I learn him in pieces, the way you learn anything you're not supposed to want to know.
Mid-thirties, I think. Hard to say exactly there's nothing soft about his face but it's not age that did it. More like weather. Like a life lived at a temperature other people don't survive. There are old scars on his ribs that have nothing to do with tonight. A thin one along his jaw. Another across his left collarbone, faded silver, years old. Someone has hurt this man before. Multiple times. Multiple ways.
And he is still here. Still breathing. Still even now, even fevered and wrecked carrying himself like a person who has never once considered losing.
I pull the kitchen chair up beside the couch because sitting on the floor is destroying my back and I am not sleeping. Not possible. Not with him here, not with the tattoo still burning at the back of my brain, not with that a while sitting in my chest like a splinter.
I watch him breathe.

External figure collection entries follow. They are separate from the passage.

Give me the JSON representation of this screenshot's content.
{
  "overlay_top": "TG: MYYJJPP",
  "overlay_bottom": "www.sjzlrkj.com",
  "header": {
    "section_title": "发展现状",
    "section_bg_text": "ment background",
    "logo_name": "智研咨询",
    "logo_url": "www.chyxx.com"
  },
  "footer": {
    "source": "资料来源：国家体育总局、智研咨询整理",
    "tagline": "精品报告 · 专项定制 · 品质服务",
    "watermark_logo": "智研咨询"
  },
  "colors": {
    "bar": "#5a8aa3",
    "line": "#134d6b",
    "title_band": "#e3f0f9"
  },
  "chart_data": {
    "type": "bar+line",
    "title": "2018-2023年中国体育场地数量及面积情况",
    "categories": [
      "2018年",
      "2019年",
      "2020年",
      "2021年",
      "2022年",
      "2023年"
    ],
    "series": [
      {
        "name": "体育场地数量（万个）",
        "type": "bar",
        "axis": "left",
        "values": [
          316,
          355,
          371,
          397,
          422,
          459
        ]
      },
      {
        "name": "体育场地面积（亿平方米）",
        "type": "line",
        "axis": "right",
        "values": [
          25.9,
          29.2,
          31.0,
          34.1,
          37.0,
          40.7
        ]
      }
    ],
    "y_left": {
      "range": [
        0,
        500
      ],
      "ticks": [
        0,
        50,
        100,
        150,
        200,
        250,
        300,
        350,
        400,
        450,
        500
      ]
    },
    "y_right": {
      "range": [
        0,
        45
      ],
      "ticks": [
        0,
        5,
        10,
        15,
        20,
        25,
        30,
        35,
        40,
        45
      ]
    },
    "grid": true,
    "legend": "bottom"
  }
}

I tell myself it is medical monitoring.
Somewhere around 5 a.m. the fever breaks.
I know because I have been checking every forty minutes like an alarm clock made of anxiety. I press the back of my hand to his forehead and feel the difference still warm, but the terrible dry heat is gone. His breathing evens out into something that actually sounds like sleep.
I exhale for what feels like the first time since the alley.

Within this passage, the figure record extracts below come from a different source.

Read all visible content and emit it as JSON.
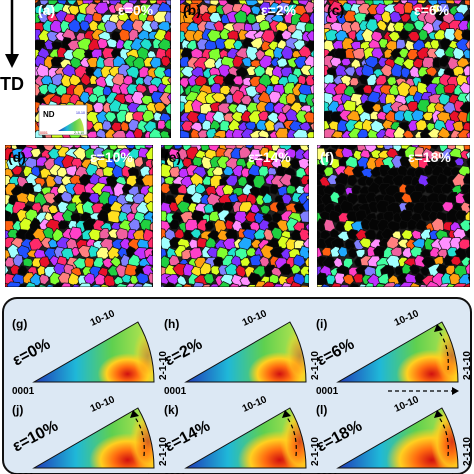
{
  "axis_label": "TD",
  "legend": {
    "title": "ND",
    "labels": [
      "0001",
      "2-1-10",
      "10-10"
    ]
  },
  "ebsd_panels": [
    {
      "tag": "(a)",
      "strain": "ε=0%"
    },
    {
      "tag": "(b)",
      "strain": "ε=2%"
    },
    {
      "tag": "(c)",
      "strain": "ε=6%"
    },
    {
      "tag": "(d)",
      "strain": "ε=10%"
    },
    {
      "tag": "(e)",
      "strain": "ε=14%"
    },
    {
      "tag": "(f)",
      "strain": "ε=18%"
    }
  ],
  "pole_panels": [
    {
      "tag": "(g)",
      "strain": "ε=0%",
      "arrows": false,
      "hot": 0.35
    },
    {
      "tag": "(h)",
      "strain": "ε=2%",
      "arrows": false,
      "hot": 0.4
    },
    {
      "tag": "(i)",
      "strain": "ε=6%",
      "arrows": true,
      "hot": 0.5
    },
    {
      "tag": "(j)",
      "strain": "ε=10%",
      "arrows": true,
      "hot": 0.6
    },
    {
      "tag": "(k)",
      "strain": "ε=14%",
      "arrows": true,
      "hot": 0.7
    },
    {
      "tag": "(l)",
      "strain": "ε=18%",
      "arrows": true,
      "hot": 0.8
    }
  ],
  "pole_labels": {
    "origin": "0001",
    "right": "2-1-10",
    "top": "10-10"
  },
  "colors": {
    "red": "#e41a1c",
    "yellow": "#ffff33",
    "green": "#4daf4a",
    "blue": "#1f3ab8"
  }
}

The sky outside my window goes from black to gray to that thin, watery blue that means the night is officially over. I make coffee the cheap kind that I buy in bulk because the good stuff is a luxury my budget calls a joke and I sit at my kitchen table and I look at the man on my couch and I try to figure out what I have done.
I have brought a stranger home. A shot, tattooed, clearly-not-ordinary stranger. I have bandaged his wounds and watched him breathe for five hours and I have not called the police and I have not called anyone and I have absolutely no plan.

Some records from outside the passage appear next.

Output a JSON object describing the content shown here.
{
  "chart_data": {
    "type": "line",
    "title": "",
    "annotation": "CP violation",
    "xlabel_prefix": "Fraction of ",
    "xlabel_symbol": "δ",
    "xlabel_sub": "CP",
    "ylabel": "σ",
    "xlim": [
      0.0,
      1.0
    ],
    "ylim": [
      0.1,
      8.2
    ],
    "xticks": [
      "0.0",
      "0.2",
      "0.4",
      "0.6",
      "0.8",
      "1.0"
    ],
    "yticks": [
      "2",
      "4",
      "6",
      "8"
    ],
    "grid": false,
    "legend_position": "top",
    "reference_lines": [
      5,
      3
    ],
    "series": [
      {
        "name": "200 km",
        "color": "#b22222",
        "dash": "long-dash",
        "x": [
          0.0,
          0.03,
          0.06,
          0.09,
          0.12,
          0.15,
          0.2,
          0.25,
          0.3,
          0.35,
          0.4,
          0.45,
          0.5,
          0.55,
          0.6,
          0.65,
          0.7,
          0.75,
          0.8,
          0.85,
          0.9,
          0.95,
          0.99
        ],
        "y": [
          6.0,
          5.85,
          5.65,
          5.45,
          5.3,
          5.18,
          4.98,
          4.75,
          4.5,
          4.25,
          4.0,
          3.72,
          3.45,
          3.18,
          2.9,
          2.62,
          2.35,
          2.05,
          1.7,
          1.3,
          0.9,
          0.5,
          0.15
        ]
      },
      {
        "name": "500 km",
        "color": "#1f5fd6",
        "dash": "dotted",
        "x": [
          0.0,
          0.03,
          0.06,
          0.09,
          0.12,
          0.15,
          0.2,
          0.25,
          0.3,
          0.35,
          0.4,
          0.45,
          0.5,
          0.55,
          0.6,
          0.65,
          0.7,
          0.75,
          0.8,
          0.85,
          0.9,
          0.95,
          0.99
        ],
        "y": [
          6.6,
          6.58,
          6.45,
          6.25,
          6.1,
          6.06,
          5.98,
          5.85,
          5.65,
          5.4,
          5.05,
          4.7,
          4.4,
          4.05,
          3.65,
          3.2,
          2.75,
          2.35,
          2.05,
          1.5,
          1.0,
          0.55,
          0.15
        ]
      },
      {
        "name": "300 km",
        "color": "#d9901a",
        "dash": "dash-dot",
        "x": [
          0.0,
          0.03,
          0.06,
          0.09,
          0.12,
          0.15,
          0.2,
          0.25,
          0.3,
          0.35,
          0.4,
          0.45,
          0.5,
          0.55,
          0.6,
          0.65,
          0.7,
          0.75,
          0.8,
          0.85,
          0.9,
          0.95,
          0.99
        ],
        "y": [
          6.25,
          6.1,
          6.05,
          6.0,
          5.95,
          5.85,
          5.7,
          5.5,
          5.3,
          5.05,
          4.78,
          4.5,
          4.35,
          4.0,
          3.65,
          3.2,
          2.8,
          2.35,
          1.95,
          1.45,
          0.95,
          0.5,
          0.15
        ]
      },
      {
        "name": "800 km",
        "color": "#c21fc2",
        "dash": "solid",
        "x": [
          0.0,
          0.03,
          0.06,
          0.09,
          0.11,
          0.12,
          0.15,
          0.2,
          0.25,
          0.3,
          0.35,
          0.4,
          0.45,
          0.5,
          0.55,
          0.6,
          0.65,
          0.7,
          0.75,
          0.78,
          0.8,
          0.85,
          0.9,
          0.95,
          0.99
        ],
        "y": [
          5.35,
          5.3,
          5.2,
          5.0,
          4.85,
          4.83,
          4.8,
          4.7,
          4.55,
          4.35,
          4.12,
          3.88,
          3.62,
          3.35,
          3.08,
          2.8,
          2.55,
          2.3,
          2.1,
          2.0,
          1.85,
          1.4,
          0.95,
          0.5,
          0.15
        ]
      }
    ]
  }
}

I should regret this. I catalogue the reasons: dangerous, stupid, reckless, none of my business, potentially illegal, definitely the kind of thing that gets people killed in the movies.
I wait for the regret to show up.
It doesn't.
What shows up instead is something quieter and more confusing a feeling like this is exactly where I'm supposed to be right now. Which makes no sense. I am a twenty-three year old diner waitress with sixty-four dollars in my checking account and a couch that came with the apartment. This is not where I am supposed to be.
I drink my coffee. I watch him sleep. I think about my mom and her first-aid book and how she always said the most important thing a person can do is show up for someone who has nobody else. I look at the man with no wallet and no phone and no name and think yeah. Okay. Fine.
By seven-thirty he is still asleep and I need to move.
I start quietly gathering the ruined towels from the floor, rinsing them in the sink, trying to restore some version of order to my living room. I pick up the shredded remains of his shirt and drop them in the trash. I reach down for his jacket heavy, dark, soaked through to drape it over the radiator to dry.
I lift it from the floor.
Something shifts inside it.
Heavy. Solid. Unmistakable.
I reach into the inside pocket slowly. My fingers close around cold metal.
I pull it out.
A gun. Black, compact, fully loaded I know it's loaded because I can feel the weight of it and because the safety is on but everything else is ready. Not a prop. Not something decorative. A real weapon belonging to a real person who carries it like a normal person carries their keys.
I stare at it in my hand.
Then I look at the man on my couch.
He is watching me again.
Eyes open. Calm. Not afraid of what I'm holding. Not afraid of anything.
"Put the safety back on," he says quietly. "You're holding it wrong. You could hurt yourself."
I have a gun in my hand.
He just told me how to hold it properly.
And somehow God help me I am not running.